The alleyway is now completely brick to match the sidewalks on campus and to signal to vehicles that it’s a pedestrian corridor, Coleman said. It also features several black posts on both ends to restrict vehicles from driving through the area. 

Kevin Smith, a Durham resident and UNC employee, often uses the walkway when he gets off work. 

“Before you were dodging cars walking through here so it’s nicer,” Smith said. “It feels more like a pedestrian walk way.”

Similar to Smith, Durham resident Tess Filipowicz also uses the new pathway after work. 

“I moved here in October so for me it’s just nice not to have construction and to actually use this path,” Filipowicz said. 

New lights have been added in the alley, as well as light posts along the sidewalks coming from the direction of Hanes Art Center. 

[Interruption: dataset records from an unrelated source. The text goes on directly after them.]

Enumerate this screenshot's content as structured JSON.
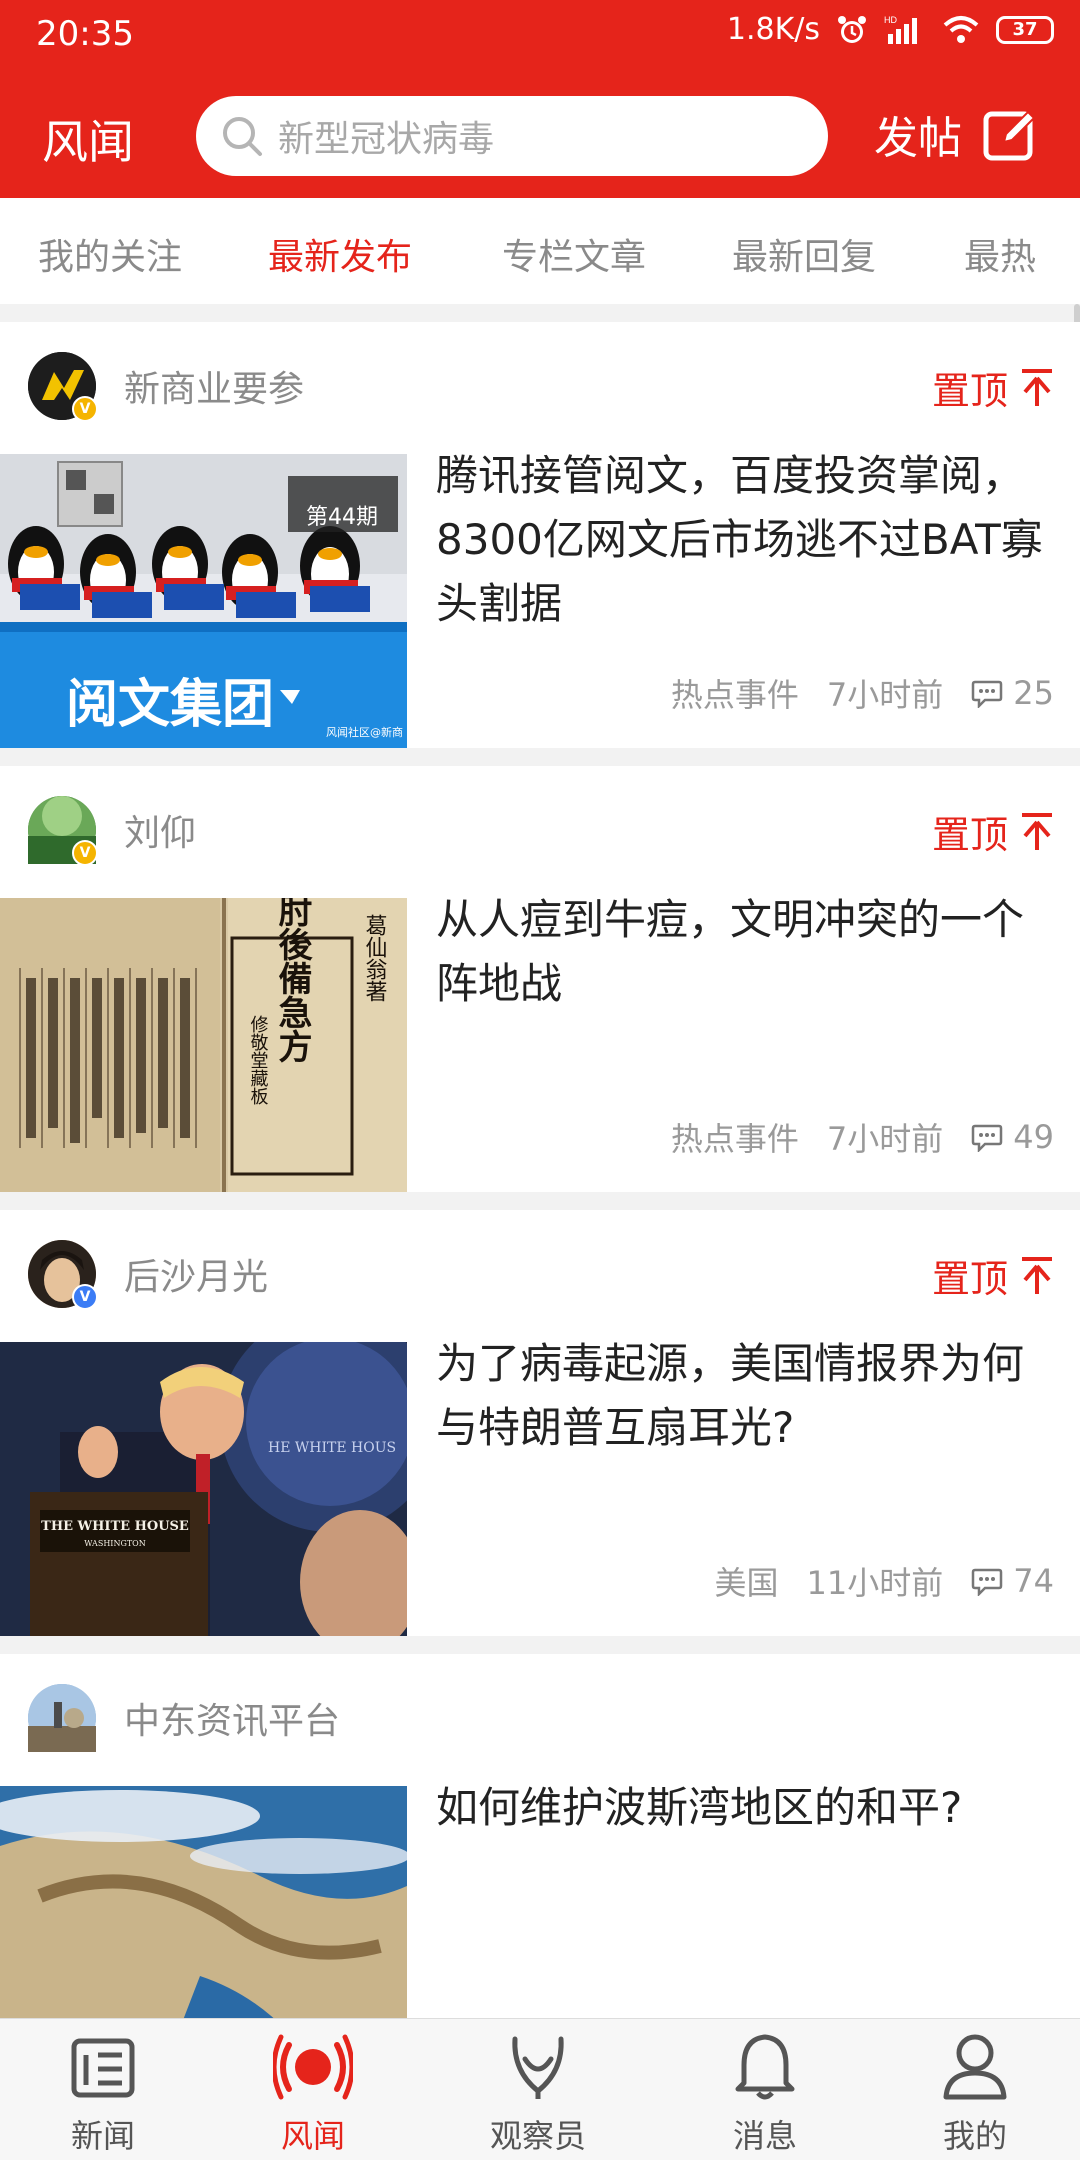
{
  "status_bar": {
    "time": "20:35",
    "speed": "1.8K/s",
    "battery": "37"
  },
  "header": {
    "brand": "风闻",
    "search_placeholder": "新型冠状病毒",
    "post_label": "发帖"
  },
  "tabs": [
    {
      "label": "我的关注",
      "active": false
    },
    {
      "label": "最新发布",
      "active": true
    },
    {
      "label": "专栏文章",
      "active": false
    },
    {
      "label": "最新回复",
      "active": false
    },
    {
      "label": "最热",
      "active": false
    }
  ],
  "feed": [
    {
      "author": "新商业要参",
      "pinned": true,
      "pin_label": "置顶",
      "verified": "gold",
      "title": "腾讯接管阅文，百度投资掌阅，8300亿网文后市场逃不过BAT寡头割据",
      "tag": "热点事件",
      "time": "7小时前",
      "comments": "25",
      "image_text": "阅文集团",
      "image_badge": "第44期",
      "image_watermark": "风闻社区@新商"
    },
    {
      "author": "刘仰",
      "pinned": true,
      "pin_label": "置顶",
      "verified": "gold",
      "title": "从人痘到牛痘，文明冲突的一个阵地战",
      "tag": "热点事件",
      "time": "7小时前",
      "comments": "49",
      "image_text": "肘後備急方",
      "image_sub": "修敬堂藏板",
      "image_side": "葛仙翁著"
    },
    {
      "author": "后沙月光",
      "pinned": true,
      "pin_label": "置顶",
      "verified": "blue",
      "title": "为了病毒起源，美国情报界为何与特朗普互扇耳光?",
      "tag": "美国",
      "time": "11小时前",
      "comments": "74",
      "image_text": "THE WHITE HOUSE",
      "image_sub": "WASHINGTON",
      "image_backdrop": "HE WHITE HOUS"
    },
    {
      "author": "中东资讯平台",
      "pinned": false,
      "pin_label": "",
      "verified": "",
      "title": "如何维护波斯湾地区的和平?",
      "tag": "",
      "time": "",
      "comments": ""
    }
  ],
  "bottom_nav": [
    {
      "label": "新闻",
      "icon": "newspaper-icon",
      "active": false
    },
    {
      "label": "风闻",
      "icon": "broadcast-icon",
      "active": true
    },
    {
      "label": "观察员",
      "icon": "observer-icon",
      "active": false
    },
    {
      "label": "消息",
      "icon": "bell-icon",
      "active": false
    },
    {
      "label": "我的",
      "icon": "person-icon",
      "active": false
    }
  ],
  "colors": {
    "accent": "#e5241b",
    "gold_badge": "#f5b400",
    "blue_badge": "#3b7cf5"
  }
}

Savannah Samuel, a UNC senior, walked through the redesigned alley Wednesday. She remembered using the path before the renovation project. 

“You didn’t walk through here by yourself without other people at night,” Samuel said. “I dig it now; it gives more of a downtown feel.” 

The renovation project also included redesigning the Alumni Sculpture Garden, which is located to the north of Hanes Art Center. The area now includes a nicer green space with added trees and plants. 

Some fencing still remains in the area near Hanes Art Center, where a sidewalk and landscaping are being completed. 

“This is truly a gateway into town and into campus,” Coleman said. “We’re excited the project is almost done and we’re grateful for the support from the town.”